15 dakikalık yolun ardından vardık. Sanırım role başlıyorduk çünkü Jeong Gu-won aradan inip kapımı açtı. Girişe doğru döndüğümde oradalardı ve bizi izliyorlardı. İndim ve yan yana yürümeye başladık. Ve kulağımda Jeo-song'un telaşlı sesini duydum;
"Hey, siz ne yapıyorsunuz? Aranızda bir metre var neredeyse. Yakınlaşın biraz."dedi.

Bende Jeong Gu-won'un elini alıp parmaklarımı parmaklarının arasına geçirdim.
Jeong Gu-won'a döndüğümde sırıtıyordu.

Bay Louis ve eşi Emilie bize bakıyordu. Açıkçası dışarıdan baksam mafya demezdim. İngilizce selamlaşıp içeri geçtik. Bizimkiler tüm masaları doldurmuştu. Epey kalabalıklardı zorlanacaktık ama bizde kalabalıktık. İçeride onun bunun asistanı diye getirdiğimiz bir sürü ajan vardı silahları çoğunu onlar verecekti. Benimki Jeong Gu-won'un ceketindeydi. Ben kendisine güvenmediğim icin çantama da küçük bir tabanca atmıştım. Aynı taraftaydık ama içimizde herkes herkesle düşmandı.

Hyo-rin'e bakındım ama göremedim. Tekrar baktığımda lavabodan dönüyordu. Ona zarar gelmesinden korkuyordum. O operasyonlara gelmezdi. Son bir yıldır eğitim alıp katılmaya başladı. O yüzden ona zarar gelmesinden korkuyordum.

Bay Louis yanımıza gelip birşeyler anlattı ve birazdan kürsiye çıkacağını söyledi.

Etrafı inceledim. Baya lüks bir yerdi. Herşey uyumluydu, çatalına kadar. Sade ve şıktı.

Louis, yatırım hakkında detayları vs. anlatıyordu. Bizim olmayan şirketi övüyordu. Sonra adımı söyledi ve Jeong Gu-won'la birlikte bizi sahneye çağırdı. Evet onlar mafyaydı ama hepsinin ortak şirketleri vardı. Ona dayanarak yatırım yapacaktı. Yaklaşık 10 tane muhabir vardı. Bu haber sadece Paris gazetesinde yayınlanacaktı. Muhabirler konuşmalardan sonra gidecekti. O zaman başlayacaktık. Şirketleri Paris halkı tarafindan fazlasıyla biliniyordu.

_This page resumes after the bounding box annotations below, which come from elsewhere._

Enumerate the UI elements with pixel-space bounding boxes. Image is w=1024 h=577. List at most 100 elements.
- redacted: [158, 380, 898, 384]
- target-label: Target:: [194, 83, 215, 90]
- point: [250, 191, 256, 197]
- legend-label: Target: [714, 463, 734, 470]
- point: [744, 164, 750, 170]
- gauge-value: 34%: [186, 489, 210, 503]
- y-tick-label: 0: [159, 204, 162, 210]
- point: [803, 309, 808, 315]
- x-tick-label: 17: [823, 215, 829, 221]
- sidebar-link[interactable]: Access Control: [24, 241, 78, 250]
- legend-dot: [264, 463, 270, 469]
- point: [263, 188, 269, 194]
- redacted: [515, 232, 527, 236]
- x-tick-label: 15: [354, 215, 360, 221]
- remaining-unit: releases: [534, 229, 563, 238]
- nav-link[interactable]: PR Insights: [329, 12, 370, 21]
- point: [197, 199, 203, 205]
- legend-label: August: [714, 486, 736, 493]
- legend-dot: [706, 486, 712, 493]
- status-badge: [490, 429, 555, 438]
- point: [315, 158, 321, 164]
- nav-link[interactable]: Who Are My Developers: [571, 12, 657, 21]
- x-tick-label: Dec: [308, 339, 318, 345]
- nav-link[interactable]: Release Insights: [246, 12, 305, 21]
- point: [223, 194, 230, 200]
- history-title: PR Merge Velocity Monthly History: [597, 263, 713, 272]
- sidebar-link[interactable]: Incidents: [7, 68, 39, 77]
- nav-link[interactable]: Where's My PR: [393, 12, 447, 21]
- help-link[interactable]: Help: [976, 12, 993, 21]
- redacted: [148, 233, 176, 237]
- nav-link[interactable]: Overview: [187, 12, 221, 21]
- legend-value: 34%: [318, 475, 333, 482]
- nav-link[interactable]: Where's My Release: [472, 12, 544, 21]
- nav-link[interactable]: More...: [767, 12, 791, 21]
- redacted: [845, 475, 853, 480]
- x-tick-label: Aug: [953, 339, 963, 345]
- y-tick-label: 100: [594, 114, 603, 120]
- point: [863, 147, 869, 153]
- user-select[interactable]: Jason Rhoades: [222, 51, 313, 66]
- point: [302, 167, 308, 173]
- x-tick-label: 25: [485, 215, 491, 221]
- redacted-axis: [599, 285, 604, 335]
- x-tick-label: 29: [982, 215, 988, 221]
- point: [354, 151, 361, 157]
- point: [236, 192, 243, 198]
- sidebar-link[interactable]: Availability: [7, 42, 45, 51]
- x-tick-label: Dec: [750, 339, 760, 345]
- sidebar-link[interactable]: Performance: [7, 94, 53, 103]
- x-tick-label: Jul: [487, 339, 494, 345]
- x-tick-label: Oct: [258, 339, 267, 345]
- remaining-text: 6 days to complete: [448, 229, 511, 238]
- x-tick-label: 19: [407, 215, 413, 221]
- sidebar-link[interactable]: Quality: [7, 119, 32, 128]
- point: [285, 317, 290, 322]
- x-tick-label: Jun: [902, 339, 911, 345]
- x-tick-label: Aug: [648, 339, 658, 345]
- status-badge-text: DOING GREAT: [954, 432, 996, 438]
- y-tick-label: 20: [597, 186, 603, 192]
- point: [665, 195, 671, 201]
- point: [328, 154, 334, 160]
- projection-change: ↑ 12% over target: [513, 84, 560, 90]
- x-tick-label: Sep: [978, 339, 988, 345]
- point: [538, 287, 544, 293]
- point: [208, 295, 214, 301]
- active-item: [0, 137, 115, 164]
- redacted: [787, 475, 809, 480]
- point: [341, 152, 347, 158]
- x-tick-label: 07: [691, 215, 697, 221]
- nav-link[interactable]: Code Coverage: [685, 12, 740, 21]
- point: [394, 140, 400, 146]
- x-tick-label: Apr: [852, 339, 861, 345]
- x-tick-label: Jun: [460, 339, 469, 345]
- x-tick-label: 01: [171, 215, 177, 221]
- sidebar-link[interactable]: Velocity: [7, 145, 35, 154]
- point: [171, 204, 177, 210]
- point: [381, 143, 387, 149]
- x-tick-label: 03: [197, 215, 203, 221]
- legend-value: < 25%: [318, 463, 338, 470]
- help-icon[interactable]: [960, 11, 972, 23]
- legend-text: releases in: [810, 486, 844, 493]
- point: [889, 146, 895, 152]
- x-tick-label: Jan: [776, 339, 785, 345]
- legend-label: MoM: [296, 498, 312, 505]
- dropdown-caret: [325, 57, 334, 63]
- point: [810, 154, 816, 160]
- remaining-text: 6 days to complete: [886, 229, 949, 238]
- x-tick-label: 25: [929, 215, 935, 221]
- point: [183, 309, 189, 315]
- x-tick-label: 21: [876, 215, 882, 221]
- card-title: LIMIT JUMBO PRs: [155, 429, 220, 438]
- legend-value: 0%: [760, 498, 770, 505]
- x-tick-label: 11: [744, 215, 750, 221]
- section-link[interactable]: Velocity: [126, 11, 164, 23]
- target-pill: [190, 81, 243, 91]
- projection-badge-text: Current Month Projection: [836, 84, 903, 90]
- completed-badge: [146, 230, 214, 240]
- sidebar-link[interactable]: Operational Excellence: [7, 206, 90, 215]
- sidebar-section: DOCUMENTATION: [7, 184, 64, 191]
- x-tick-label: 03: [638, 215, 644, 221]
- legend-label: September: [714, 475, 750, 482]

Jeong Gu-won elini uzattı ve sahneye çıktık. Bir kaç teşekkür ve bazı konuşmalar yaptım. Sonra fotoğraf aldılar. Tekrar kulağımıza bir ses;
"Yakınlaşın!" Jeo-song takmıştı resmen hesabını soracaktım.
Jeong Gu-won elini belime attı ve nazikçe beni kendine çekti.

Paris halkı bizi evli bir çift sanacaktı. Umarım ulusal haberlere yayılmazdı çünkü zaten camia evlenmemi istiyordu. Eğer Kore ve diğer ülkeler görürse sıkıntı yaşayabilirdim çünkü Amerika dahil olmak üzere birçok tanıdık camia vardı dünyanın her yerinden. Üstelik hepsiyle yakındım. Bizim evlendiğimizi sanarlarsa çoğu yerde evli olarak gözükmek zorunda kalırdım. Bunun telaşına kapılıp tüm camiaya hafifçe kafamı kameraların tersine çevirip tuşa bastım ve konuşmaya başladım;
"Bu görüntüler ulusala yayılırsa o zaman kendinizi öldü bilin" dedim. Neredeyse hepsi güldü ve mikrofonları kapattı. S*iktir bu planlı mıydı? Jeong Gu-won niye kabul etmişti? Ya da kabul etmiş miydi mi demeliydim?